EPA will consider all written and oral comments submitted during the public comment
period before taking final action on the PSD permit application and will send notice of the
final decision to each person who submitted comments and contact information during the
public comment period or requested notice of the final permit decision. EPA will respond
to all substantive comments in a document accompanying EPA's final permit decision and
will make the Public Hearing proceedings available to the public.
EPA's final permit decision will become effective 30 days after the service of notice of the
decision unless:
1.	A later effective date is specified in the decision; or
2.	The decision is appealed to EPA's Environmental Appeals Board pursuant to 40 CFR
124.19; or
3.	There are no comments requesting a change to the proposed permit decision, in which
case the final decision shall become effective immediately upon issuance.

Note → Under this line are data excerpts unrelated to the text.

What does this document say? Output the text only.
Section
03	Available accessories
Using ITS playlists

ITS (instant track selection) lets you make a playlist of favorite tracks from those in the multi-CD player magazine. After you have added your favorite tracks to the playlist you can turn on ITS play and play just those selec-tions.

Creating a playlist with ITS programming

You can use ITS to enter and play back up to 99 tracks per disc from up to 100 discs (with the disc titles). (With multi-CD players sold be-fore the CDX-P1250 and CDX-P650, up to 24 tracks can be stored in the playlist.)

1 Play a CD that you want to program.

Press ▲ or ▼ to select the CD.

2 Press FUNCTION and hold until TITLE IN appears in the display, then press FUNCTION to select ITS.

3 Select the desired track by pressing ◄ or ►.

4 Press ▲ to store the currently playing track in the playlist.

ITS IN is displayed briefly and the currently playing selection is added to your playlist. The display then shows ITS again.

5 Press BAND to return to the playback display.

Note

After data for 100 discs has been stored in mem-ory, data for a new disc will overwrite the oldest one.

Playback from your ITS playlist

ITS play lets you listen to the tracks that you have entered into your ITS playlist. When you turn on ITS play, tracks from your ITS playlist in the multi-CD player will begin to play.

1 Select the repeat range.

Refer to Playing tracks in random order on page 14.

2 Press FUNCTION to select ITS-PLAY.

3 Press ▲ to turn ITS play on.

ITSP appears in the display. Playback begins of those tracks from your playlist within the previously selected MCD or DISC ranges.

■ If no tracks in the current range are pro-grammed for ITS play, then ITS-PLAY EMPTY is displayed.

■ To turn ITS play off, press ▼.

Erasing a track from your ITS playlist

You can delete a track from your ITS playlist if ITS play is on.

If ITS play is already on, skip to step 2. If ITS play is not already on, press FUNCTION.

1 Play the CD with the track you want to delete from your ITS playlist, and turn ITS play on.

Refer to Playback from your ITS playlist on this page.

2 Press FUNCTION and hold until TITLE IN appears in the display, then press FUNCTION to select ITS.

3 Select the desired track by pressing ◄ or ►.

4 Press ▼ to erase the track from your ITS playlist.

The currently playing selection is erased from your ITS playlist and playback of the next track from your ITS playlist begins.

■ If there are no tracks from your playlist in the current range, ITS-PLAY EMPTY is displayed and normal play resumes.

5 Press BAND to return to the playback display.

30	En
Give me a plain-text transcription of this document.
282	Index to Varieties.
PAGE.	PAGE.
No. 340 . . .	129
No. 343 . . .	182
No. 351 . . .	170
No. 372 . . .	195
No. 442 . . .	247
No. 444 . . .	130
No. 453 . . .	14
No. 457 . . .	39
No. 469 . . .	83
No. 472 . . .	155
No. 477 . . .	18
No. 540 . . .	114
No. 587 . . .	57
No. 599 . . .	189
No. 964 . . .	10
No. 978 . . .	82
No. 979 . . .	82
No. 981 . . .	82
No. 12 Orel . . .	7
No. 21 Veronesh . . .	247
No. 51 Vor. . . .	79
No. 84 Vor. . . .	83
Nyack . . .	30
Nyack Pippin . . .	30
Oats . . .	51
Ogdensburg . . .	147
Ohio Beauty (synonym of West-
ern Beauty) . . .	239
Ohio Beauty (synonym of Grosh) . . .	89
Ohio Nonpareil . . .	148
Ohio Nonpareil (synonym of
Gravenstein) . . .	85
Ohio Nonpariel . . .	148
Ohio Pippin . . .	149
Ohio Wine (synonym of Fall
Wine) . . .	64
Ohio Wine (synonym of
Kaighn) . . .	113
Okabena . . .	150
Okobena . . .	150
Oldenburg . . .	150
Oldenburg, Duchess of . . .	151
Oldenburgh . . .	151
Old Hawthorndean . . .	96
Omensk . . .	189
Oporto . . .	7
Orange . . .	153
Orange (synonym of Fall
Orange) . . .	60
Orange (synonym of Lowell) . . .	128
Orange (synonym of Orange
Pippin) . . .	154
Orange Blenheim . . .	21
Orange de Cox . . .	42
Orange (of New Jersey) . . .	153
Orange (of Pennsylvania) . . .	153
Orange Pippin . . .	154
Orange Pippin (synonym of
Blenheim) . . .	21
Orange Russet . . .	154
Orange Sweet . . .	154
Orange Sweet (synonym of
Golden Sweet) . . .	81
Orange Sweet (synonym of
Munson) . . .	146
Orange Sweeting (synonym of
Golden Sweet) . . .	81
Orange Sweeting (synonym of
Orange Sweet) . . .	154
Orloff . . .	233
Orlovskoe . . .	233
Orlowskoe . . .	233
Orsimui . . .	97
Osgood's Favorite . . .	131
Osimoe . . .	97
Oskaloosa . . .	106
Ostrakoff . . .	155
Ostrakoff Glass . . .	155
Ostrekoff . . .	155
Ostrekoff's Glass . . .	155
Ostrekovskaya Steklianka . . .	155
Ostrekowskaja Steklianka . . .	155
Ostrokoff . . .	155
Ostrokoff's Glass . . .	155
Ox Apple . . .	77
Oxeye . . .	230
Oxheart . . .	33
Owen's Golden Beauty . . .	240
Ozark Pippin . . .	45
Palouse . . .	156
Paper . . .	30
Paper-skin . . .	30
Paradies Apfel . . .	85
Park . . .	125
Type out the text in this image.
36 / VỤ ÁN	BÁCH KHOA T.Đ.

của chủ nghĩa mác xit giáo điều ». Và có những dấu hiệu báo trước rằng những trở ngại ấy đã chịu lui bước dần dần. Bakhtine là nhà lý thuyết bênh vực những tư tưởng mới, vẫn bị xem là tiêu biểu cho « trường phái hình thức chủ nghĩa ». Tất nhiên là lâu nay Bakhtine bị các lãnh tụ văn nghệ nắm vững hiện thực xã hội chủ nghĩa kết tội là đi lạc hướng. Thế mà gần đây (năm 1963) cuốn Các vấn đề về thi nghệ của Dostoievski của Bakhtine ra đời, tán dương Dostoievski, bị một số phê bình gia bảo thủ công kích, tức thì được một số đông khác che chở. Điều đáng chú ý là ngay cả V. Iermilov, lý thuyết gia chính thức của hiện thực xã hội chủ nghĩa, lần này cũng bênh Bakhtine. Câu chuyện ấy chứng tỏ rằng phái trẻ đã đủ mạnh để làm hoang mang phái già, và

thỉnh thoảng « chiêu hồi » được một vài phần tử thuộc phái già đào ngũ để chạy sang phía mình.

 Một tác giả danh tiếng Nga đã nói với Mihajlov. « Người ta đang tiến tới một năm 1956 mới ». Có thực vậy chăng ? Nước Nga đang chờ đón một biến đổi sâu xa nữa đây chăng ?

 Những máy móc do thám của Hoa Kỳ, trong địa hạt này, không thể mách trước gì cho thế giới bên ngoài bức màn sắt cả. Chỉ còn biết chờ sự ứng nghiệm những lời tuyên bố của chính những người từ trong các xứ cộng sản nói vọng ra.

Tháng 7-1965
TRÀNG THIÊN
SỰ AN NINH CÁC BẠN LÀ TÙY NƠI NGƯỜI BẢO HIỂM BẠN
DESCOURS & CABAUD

14. Conclusion and Proposed Action
EPA is proposing to issue a PSD permit for the PHPP. We believe that the proposed
Project will comply with PSD requirements, including the installation and operation of
BACT, and will not cause or contribute to a violation of the applicable NAAQS or
applicable PSD increments. We have made this determination based on the information
supplied by the applicant and our review of the analyses contained in the permit
application and other relevant information contained in our administrative record. EPA
will make this proposed permit and this Fact Sheet/AAQIR available to the public for
review, and make a final decision after considering any public comments on our proposal.